- Odakota Mountain Location within South Dakota

Highest point
- Elevation: 7,198 ft (2,194 m)
- Coordinates: 43°55′25″N 103°45′16″W﻿ / ﻿43.923596°N 103.754364°W

Geography
- Location: Pennington County, South Dakota, US
- Parent range: Black Hills

= Odakota Mountain =

Mountain in South Dakota, United States

Odakota Mountain is a mountain in western Pennington County, South Dakota, about 9 miles west of Hill City. It is the 2nd highest point in the Black Hills and in South Dakota.

Until 1969, the U.S. Board on Geographic Names listed no name for this peak, though the Black Hills National Forest supervisor stated its name was Murphy Mountain. At that time, Evelyn Loretta Bradfelt bought a ranch near the mountain and petitioned the Board on Geographic Names to name it Odakota Mountain. She believed this word was an indigenous word meaning "establishment of peace". Professor Harvey Markowitz verified "Odakota" is a Dakota variant of Lakota words "olakota" and "wolakota", which carry the meaning of "friendship" or "alliance" or "peaceful relationship".

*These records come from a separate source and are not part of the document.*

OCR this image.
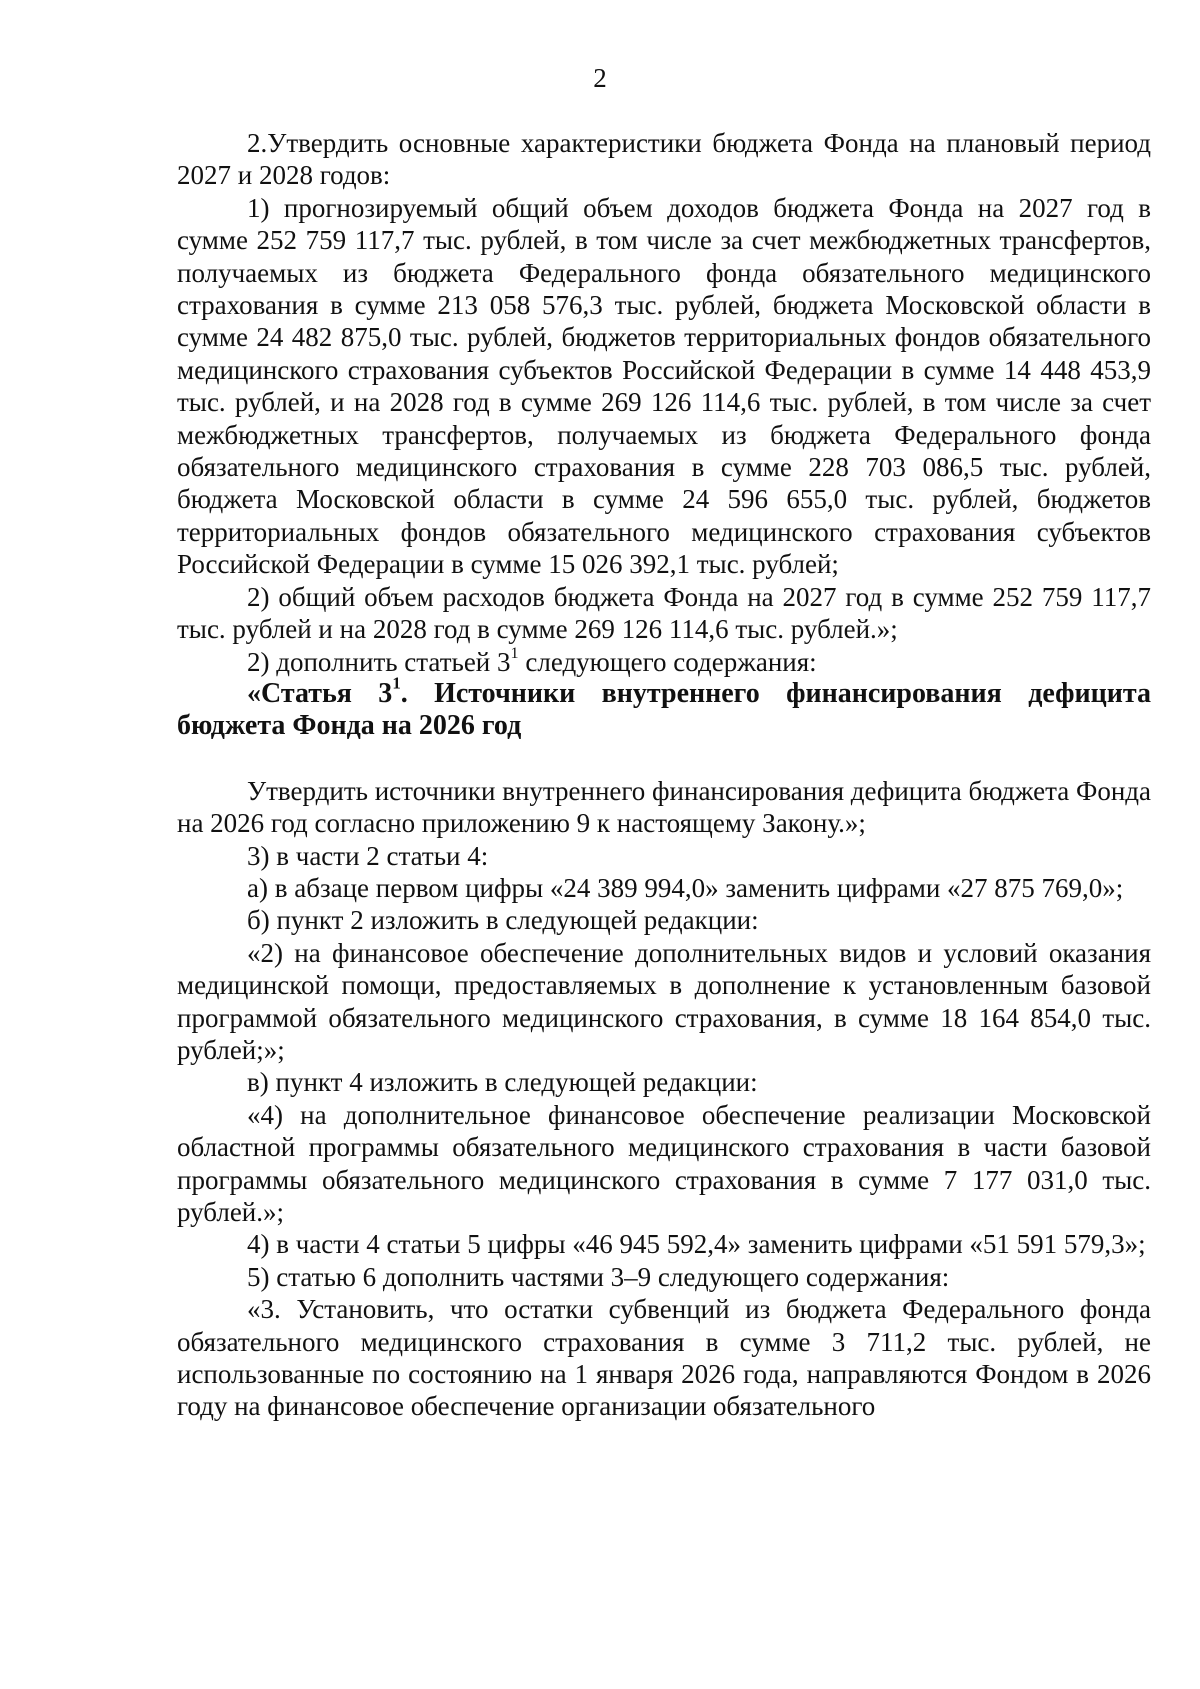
2

2.Утвердить основные характеристики бюджета Фонда на плановый период 2027 и 2028 годов:

1) прогнозируемый общий объем доходов бюджета Фонда на 2027 год в сумме 252 759 117,7 тыс. рублей, в том числе за счет межбюджетных трансфертов, получаемых из бюджета Федерального фонда обязательного медицинского страхования в сумме 213 058 576,3 тыс. рублей, бюджета Московской области в сумме 24 482 875,0 тыс. рублей, бюджетов территориальных фондов обязательного медицинского страхования субъектов Российской Федерации в сумме 14 448 453,9 тыс. рублей, и на 2028 год в сумме 269 126 114,6 тыс. рублей, в том числе за счет межбюджетных трансфертов, получаемых из бюджета Федерального фонда обязательного медицинского страхования в сумме 228 703 086,5 тыс. рублей, бюджета Московской области в сумме 24 596 655,0 тыс. рублей, бюджетов территориальных фондов обязательного медицинского страхования субъектов Российской Федерации в сумме 15 026 392,1 тыс. рублей;

2) общий объем расходов бюджета Фонда на 2027 год в сумме 252 759 117,7 тыс. рублей и на 2028 год в сумме 269 126 114,6 тыс. рублей.»;

2) дополнить статьей $3^1$ следующего содержания:

«Статья $3^1$. Источники внутреннего финансирования дефицита бюджета Фонда на 2026 год

Утвердить источники внутреннего финансирования дефицита бюджета Фонда на 2026 год согласно приложению 9 к настоящему Закону.»;

3) в части 2 статьи 4:

а) в абзаце первом цифры «24 389 994,0» заменить цифрами «27 875 769,0»;

б) пункт 2 изложить в следующей редакции:

«2) на финансовое обеспечение дополнительных видов и условий оказания медицинской помощи, предоставляемых в дополнение к установленным базовой программой обязательного медицинского страхования, в сумме 18 164 854,0 тыс. рублей;»;

в) пункт 4 изложить в следующей редакции:

«4) на дополнительное финансовое обеспечение реализации Московской областной программы обязательного медицинского страхования в части базовой программы обязательного медицинского страхования в сумме 7 177 031,0 тыс. рублей.»;

4) в части 4 статьи 5 цифры «46 945 592,4» заменить цифрами «51 591 579,3»;

5) статью 6 дополнить частями 3–9 следующего содержания:

«3. Установить, что остатки субвенций из бюджета Федерального фонда обязательного медицинского страхования в сумме 3 711,2 тыс. рублей, не использованные по состоянию на 1 января 2026 года, направляются Фондом в 2026 году на финансовое обеспечение организации обязательного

In May 2019, a professional surveyor found the mountain's highest point to be 7,197.70 feet above sea level on the North American Vertical Datum (NAVD88) by taking precise GNSS measurements. The highest point and surrounding area is a flat area in the trees a short distance west of an outcropping of limestone which is slightly lower. A bench mark disk was set in concrete with a sign indicating the highest point.